Today turned out to be something of a rest day for us. I was awake at 7.30 am and looked out the window to see that it wasn’t raining, although there were a few small rain squalls coming through from the north. A nearby island was lit up by the sun and it seemed such a change from the last few days.
At around 9.00 am, the Hurtigruten ferry sailed past. Hurtigruten (“Express Route”, also known as the Norwegian Coastal Express) is a Norwegian cruise, ferry and cargo operator.The company was founded in 1893 to operate voyages on Norway’s western and northern coast between Bergen and Kirkenes. Hurtigruten ships sail almost the entire length of the country, crossing the arctic circle and complete the round-trip journey in 11 days. The trip has been described as the “World’s Most Beautiful Sea Voyage,” with stops in such places as Bergen, the Geiranger fjord, and the Lofoten Islands where we will soon be.
After breakfast we back-tracked around to Stokvagen where we had been yesterday. Without rain, the scenery was much more spectacular. We re-photographed some of the same places as the day before.

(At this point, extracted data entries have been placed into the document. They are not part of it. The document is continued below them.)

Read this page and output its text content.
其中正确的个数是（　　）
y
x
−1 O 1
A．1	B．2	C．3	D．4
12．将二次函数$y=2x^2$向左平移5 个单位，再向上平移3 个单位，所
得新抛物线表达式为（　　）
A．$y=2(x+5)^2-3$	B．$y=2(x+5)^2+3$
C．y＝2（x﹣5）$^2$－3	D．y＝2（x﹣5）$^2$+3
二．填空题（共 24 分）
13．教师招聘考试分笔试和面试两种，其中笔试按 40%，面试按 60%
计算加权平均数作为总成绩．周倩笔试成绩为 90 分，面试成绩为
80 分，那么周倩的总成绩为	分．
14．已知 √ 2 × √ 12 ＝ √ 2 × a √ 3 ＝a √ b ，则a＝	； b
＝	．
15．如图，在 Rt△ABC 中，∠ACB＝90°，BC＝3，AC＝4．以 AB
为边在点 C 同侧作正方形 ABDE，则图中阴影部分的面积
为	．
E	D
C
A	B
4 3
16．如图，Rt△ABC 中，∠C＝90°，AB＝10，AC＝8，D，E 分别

Near Stokvagen is a museum that shows some artefacts from the German occupation of this area in WW2. There is a small display of some captured weapons and on the hill outside the museum are the remains of some bunkers that were built as part of a German coastal defence battery. It’s a bit like Point Nepean at home with some old gun emplacements, and some bunkers that were used for storing ammunition and barracks for the troops. I explored one bunker that was intended to be a field hospital, although it wasn’t quite finished when the war ended in 1945.
This area was also one of eight sites around the world in which Omega signal stations were located. (We had one near Welshpool in Victoria). These were radio stations that worked on the Ultra Low Frequency Band that could tell American Poseidon submarines exactly where they were positioned. It’s no good having a nuclear capability unless you know the exact location from where you are firing missiles! This technology became irrelevant at the end of the cold war and was replaced by satellite technology.
On the way back to our cabin on the waterfront at Tonnes, we come across this elk standing nonchalantly in a field. He stood still long enough for me to get a good shot of him.
Back at Oscar Brygga, I decided to give my drone another fly and taker a few aerial shots of our location. I haven’t always been able to use it on this trip – its either been too wet, too crowded or too windy. Sometimes it is irrelevant because we are on a high point anyway. but on other times it has some value like today. Our cabin is one of the red ones along the waterfront.